It is extremely important to try and comprehend the development in the post below in a historical perspective. I am hardly the person to do this, given my very limited knowledge of the history of Indigenous Peoples in Brazil and in Abya Yala more generally, but if I’m going to do this post then I feel I have to at least attempt to give an idea; and am doing so from some scraps of knowledge I have gained over the years. But where I would welcome anyone receiving this coming in to correct what I say here, and to expand and deepen our understanding… and with thanks in advance.
[Unlike many parts of the world originally inhabited by Indigenous Peoples alone, there were large numbers of tribes of such Peoples in the Amazon basin in Brazil who remained what is / used to be called ‘isolated’ from mainstream settler society till as late as the 1960s, and even into the 1970s; in other words, till just fifty years ago. This meant that at that time, these peoples lived in an entirely different time and space world than mainstream society in Brazil.
[(There is a small footnote to this, in the sense that Amazonia, like other such parts of the world, had however had a longish history of the intrusion from the fringes of mainstream society of occasional explorers, adventurers, loggers, miners, rubber tappers, and others – so it is not as if some such tribes had absolutely no contact with the outside world – but this was, taken in a larger perspective, a very limited contact, and without the invasive trappings of full-blown colonisation and more recently, modernity. And though there were several incidences of even this limited contact leading to devastating epidemics of disease that decimated whole tribes, in other areas this limited contact in a way often – though not always – left the tribes somewhat as they were earlier.)
[And so where, when the Brazilian state took the historic decision in the mid-late 1960s to massively explore and appropriate Amazonia – through the construction of roads, through massive programmes of transmigration of peasants from the Northeast of the country to forcibly populate (and ‘civilise’) the western Amazon, and in the course of this, the creation of historically new towns – large numbers of the Indigenous Peoples of the region were forcibly brought into contact with the ‘outside’ world for the first time, and were forced to learn to cope with it. I find it difficult to comprehend, let alone communicate, the enormity of that historical moment. As one of the people I interviewed in the course of research I did in the late 1990s on the dynamics of movements in the course of one of the many such projects of forced ‘development’ said, “We learned [very quickly] to move from fighting with arrows to fighting with words….”. Just take a moment and think about what this means…..
[Within about 5-10 years, and of course as a part of the Brazilian state’s plan to assimilate the tribes with whom ‘contact’ had been made, the sons of the chiefs of the tribes were attending the new university in the still very new capital of the country, Brasilia. And where, I learned from one of the other people I interviewed, this led to the formation of the Uniao das Nações Indígenas [the ‘Union of Indigenous Nations’], first as a soccer team – made of the sons of the chiefs, who though they had never ever earlier met as Indigenous Peoples, found that they shared a commonality in that they were shunned by mainstream students, and so, and even though they didn’t speak each other’s languages, came together, started playing soccer, and in time formed a soccer team and named themselves the ‘Uniao das Nações Indígenas’.
[The rest of this little story is even more interesting, and historic. The university authorities promptly suspended the students for using the term ‘nations’ to refer to themselves – since the Brazilian state, then under military rule, considered that this constituted a threat to the idea and majesty of the state-nation; which led to all the fathers of the students, in other words the chiefs of the different tribes, assembling in Brasilia in defence of their sons – and of their right to refer to themselves as nations… And so where the formation of a soccer team led to the formation of the first ‘national’-level political association across tribes of the Brazilian Amazon, which named itself the… Uniao das Nações Indígenas.

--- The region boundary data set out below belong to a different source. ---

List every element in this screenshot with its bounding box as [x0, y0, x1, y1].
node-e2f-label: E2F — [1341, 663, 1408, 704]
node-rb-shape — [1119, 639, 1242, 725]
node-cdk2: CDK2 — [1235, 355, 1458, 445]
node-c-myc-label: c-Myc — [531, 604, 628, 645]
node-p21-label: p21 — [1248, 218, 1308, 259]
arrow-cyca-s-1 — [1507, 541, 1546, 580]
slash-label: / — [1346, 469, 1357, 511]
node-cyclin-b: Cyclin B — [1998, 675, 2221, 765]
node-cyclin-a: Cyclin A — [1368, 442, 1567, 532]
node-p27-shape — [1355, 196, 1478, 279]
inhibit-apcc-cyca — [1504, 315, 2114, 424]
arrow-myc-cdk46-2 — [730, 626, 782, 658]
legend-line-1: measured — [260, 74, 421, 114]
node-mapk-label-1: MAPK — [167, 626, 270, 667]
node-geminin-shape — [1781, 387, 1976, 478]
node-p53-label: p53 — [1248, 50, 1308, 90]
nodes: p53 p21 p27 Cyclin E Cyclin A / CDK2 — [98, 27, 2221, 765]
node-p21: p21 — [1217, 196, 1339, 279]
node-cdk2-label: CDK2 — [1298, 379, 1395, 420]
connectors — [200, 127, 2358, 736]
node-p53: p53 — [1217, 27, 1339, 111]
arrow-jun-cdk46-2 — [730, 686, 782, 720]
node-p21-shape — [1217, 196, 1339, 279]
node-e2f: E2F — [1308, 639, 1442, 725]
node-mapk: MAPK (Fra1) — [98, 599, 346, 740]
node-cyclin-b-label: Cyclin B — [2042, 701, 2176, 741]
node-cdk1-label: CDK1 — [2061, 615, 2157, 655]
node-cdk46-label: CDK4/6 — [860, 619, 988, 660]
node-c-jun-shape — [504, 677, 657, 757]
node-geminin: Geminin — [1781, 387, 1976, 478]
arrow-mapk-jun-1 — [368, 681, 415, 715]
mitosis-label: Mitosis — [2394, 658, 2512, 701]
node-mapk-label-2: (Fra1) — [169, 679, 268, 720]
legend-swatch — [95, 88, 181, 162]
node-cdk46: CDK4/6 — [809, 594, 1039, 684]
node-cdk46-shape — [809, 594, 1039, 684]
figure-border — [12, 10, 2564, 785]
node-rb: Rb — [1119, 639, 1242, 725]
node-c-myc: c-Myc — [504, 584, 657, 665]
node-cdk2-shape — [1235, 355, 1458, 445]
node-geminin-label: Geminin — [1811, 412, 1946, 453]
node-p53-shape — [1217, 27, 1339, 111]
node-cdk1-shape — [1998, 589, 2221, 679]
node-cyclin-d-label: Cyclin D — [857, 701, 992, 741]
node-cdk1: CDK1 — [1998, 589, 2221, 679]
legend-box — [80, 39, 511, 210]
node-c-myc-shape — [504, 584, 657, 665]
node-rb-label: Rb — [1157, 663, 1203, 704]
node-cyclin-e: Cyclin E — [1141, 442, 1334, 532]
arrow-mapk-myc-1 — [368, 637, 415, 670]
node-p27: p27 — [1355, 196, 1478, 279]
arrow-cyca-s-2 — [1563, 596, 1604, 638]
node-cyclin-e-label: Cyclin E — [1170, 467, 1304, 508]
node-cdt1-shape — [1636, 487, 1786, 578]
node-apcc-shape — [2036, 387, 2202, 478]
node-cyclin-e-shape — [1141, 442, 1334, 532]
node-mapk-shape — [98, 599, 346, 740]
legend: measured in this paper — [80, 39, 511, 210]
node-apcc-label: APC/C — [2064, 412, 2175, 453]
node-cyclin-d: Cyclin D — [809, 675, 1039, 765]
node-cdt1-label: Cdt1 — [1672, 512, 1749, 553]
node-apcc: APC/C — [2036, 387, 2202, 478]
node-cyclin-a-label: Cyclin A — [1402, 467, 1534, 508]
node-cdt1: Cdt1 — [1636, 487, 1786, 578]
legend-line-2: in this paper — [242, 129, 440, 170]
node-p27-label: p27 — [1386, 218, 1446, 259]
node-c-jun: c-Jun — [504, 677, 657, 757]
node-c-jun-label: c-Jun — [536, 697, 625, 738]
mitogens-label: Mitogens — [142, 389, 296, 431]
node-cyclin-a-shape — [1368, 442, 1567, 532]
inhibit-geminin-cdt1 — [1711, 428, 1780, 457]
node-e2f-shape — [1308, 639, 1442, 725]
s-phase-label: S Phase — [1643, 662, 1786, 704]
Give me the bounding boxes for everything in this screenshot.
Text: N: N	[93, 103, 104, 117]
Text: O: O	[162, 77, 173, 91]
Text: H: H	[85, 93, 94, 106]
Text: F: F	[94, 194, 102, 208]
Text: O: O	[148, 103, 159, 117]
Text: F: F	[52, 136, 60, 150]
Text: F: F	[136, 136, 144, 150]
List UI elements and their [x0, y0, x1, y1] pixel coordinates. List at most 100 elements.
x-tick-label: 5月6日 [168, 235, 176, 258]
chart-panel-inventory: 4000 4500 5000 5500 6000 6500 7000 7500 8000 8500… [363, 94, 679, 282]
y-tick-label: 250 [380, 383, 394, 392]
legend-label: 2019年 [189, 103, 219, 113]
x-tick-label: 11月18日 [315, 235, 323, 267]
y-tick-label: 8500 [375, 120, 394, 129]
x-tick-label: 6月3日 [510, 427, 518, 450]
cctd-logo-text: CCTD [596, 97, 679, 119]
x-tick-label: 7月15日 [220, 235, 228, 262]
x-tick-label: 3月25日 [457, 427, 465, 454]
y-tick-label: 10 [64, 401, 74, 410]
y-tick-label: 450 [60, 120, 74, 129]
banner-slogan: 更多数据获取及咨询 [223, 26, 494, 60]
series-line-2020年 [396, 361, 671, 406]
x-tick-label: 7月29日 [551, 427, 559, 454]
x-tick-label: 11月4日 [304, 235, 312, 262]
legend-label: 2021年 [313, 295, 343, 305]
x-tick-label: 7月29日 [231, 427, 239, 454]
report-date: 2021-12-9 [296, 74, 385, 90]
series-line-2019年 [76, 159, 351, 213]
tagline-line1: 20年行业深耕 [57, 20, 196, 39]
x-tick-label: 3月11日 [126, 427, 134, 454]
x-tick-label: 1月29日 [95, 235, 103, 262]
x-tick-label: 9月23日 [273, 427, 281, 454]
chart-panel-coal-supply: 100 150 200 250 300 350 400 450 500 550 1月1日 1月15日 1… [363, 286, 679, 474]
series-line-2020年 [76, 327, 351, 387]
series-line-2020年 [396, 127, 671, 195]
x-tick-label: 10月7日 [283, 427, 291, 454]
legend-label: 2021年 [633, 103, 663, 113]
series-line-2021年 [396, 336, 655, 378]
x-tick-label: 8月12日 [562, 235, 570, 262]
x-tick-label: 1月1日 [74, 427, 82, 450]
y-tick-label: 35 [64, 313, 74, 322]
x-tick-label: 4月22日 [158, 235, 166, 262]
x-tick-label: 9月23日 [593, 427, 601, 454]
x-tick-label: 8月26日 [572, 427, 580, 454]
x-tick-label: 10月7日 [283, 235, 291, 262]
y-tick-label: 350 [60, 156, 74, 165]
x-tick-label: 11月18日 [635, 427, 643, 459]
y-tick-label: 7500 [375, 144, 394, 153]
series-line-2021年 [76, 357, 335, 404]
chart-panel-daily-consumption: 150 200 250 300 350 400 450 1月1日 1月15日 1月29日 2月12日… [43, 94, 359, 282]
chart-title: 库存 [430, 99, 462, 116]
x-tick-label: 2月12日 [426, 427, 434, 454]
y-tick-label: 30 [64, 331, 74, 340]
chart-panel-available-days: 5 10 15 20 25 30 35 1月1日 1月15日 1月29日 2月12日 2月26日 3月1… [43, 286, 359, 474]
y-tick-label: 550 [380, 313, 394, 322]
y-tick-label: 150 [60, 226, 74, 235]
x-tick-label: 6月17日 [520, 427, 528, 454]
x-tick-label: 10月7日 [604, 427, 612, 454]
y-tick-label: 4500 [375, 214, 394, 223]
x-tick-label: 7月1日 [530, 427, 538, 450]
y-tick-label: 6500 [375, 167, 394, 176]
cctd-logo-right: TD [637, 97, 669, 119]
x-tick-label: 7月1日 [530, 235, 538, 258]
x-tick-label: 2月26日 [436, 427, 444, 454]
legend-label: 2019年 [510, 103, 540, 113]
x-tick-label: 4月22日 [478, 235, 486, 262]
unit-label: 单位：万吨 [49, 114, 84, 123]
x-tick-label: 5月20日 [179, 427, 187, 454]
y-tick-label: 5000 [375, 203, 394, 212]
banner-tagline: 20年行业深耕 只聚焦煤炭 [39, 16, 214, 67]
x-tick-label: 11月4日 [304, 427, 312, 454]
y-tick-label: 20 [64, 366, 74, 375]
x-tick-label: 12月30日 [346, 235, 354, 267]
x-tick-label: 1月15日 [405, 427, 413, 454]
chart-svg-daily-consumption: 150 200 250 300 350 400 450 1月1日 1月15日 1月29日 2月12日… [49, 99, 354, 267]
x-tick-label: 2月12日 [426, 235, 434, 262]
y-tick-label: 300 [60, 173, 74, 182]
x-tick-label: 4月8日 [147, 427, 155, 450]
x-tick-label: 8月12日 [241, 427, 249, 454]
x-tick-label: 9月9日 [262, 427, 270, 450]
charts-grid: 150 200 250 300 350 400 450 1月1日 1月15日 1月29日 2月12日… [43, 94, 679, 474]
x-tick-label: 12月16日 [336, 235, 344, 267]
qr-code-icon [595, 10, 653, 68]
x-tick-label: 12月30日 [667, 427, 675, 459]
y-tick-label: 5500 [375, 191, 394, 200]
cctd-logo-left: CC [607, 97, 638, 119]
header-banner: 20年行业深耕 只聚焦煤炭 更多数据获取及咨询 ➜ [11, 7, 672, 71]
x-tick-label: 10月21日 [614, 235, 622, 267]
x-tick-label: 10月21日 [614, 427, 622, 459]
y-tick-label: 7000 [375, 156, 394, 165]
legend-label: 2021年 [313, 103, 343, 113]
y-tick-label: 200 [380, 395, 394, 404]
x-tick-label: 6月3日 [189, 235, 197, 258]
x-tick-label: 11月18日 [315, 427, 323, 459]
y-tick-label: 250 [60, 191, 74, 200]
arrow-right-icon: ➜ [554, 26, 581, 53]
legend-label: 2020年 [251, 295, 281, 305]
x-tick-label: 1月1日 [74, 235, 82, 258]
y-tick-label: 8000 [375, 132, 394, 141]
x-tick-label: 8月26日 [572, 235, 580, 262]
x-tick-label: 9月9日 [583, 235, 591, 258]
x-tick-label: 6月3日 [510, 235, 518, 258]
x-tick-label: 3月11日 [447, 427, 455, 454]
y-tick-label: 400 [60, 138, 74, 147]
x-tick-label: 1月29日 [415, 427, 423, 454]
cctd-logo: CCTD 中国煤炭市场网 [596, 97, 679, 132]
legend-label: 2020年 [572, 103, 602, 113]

[This happened in the mid 1970s, within a decade of the historic ripping open of the fabric of the Amazon. Roughly a decade later, the first Indigenous Senator was elected in the mid 1980s to the Brazilian Senate (remember, “We learned to move from fighting with arrows to fighting with words….”); and now, and where a great deal else has happened in the intervening years, we see the launching of the first independent Online Indigenous Radio channel in Brazil, and where the voices of the Indigenous Peoples of the Brazilian Amazon, and their perceptions, are now beaming out across the planet, and universe.